Movie fans were once again faced with the choice of which movie to see over the long Thanksgiving holiday. Pixar’s 19th movie and first original film since releasing sequels for Cars and Finding Nemo, Coco stole the show with $71 million over the weekend, winning out over its biggest opening competitor, Justice League.
Family is always the biggest theme during the holiday season. This time of year everyone is focused on traveling to see their family, passing down old stories, and arguing in close quarters when everyone gathers to one place. Disney brings us all these familiar feelings of being surrounded by family during the holidays in Coco.
Coco is set in Mexico at Dia de los Muertos or “The Day of the Dead”, a holiday dedicated to bringing all living family together to celebrate and remember those family members that have passed.
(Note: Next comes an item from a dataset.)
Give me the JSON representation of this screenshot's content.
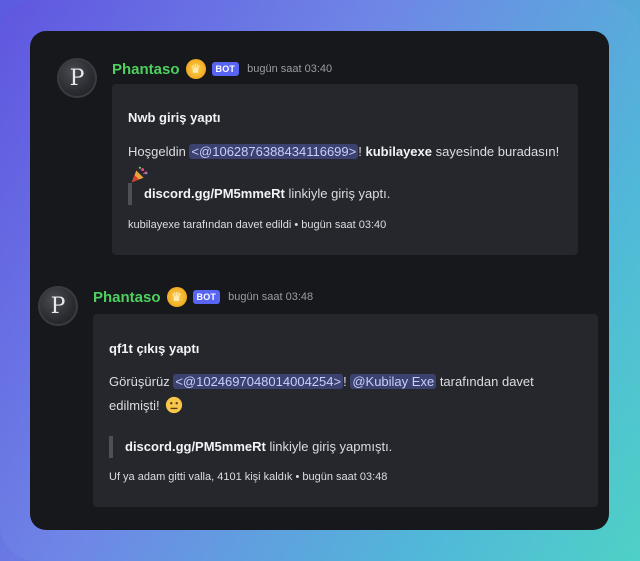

In the midst of all this holiday hustle and bustle is the Riviera family preparing for their own family’s Dia de los Muertos celebration. The story focuses on 12-yearold Miguel Riviera, a young musician in a family that has a multi-generational ban against music. Miguel struggles to find his place in his family, thinking himself too different and misunderstood to possibly fit in. Miguel takes matters into his own hands and seeks out the only person he believes will understand him, in the Land of the Dead.
Fans are not only met with the beautiful scenery, interesting and heart wrenching storytelling, and lovable, believable characters that they expect from a Disney/Pixar film, but it is also culturally accurate and well researched. Wary of delivering clichés and appropriation, Pixar Director Lee Unkrich brought on Lalo Alcaraz, a cartoonist and tough critic of some of Disney’s creative choices, as a cultural consultant. With his assistance and critical eye, Pixar’s first film to feature a minority lead was rich in culture, traditions, and an honest Mexican family dynamic that would have otherwise been lost without his input. Fans not only got a glimpse of Miguel’s family life in Coco, they also got a taste of his language as well. Miguel and the other characters slip in and out of Spanish-speaking, an anomaly in most American films, but a big part of Mexican-American life. Octavio Solis, a Mexican-American playwright and a consultant for Coco said “for us, language is binary, and we code-switch from English to Spanish seamlessly.” The attention to detail and the focus on bringing the Riviera family to life in a real way made Coco the success that it is.
Coco was a box office hit globally. Premiering in Mexico in time for Dios de los Muertos, it immediately beat out Marvel’s The Avengers for the number one movie of all time. Coco was also a hit in China, surprising many Chinese theaters. After word-of-mouth spread about Coco in China, fans flocked to theaters. Chinese exhibitors increased showings by 50% the day after the premiere, but shows were still sold-out. Fans in the U.S. may have shown up for the Disney name and the almost 20 minute Frozen short that played before the film, but were pleased to find that Coco was a star in its own right.
Coco is in theaters now through the holiday season and the perfect excuse to get the whole family together while the kids are on winter break. It’s a great conversation starter to talk about your own family stories and traditions and what makes your family unique. This is the can’tmiss animated film of 2017.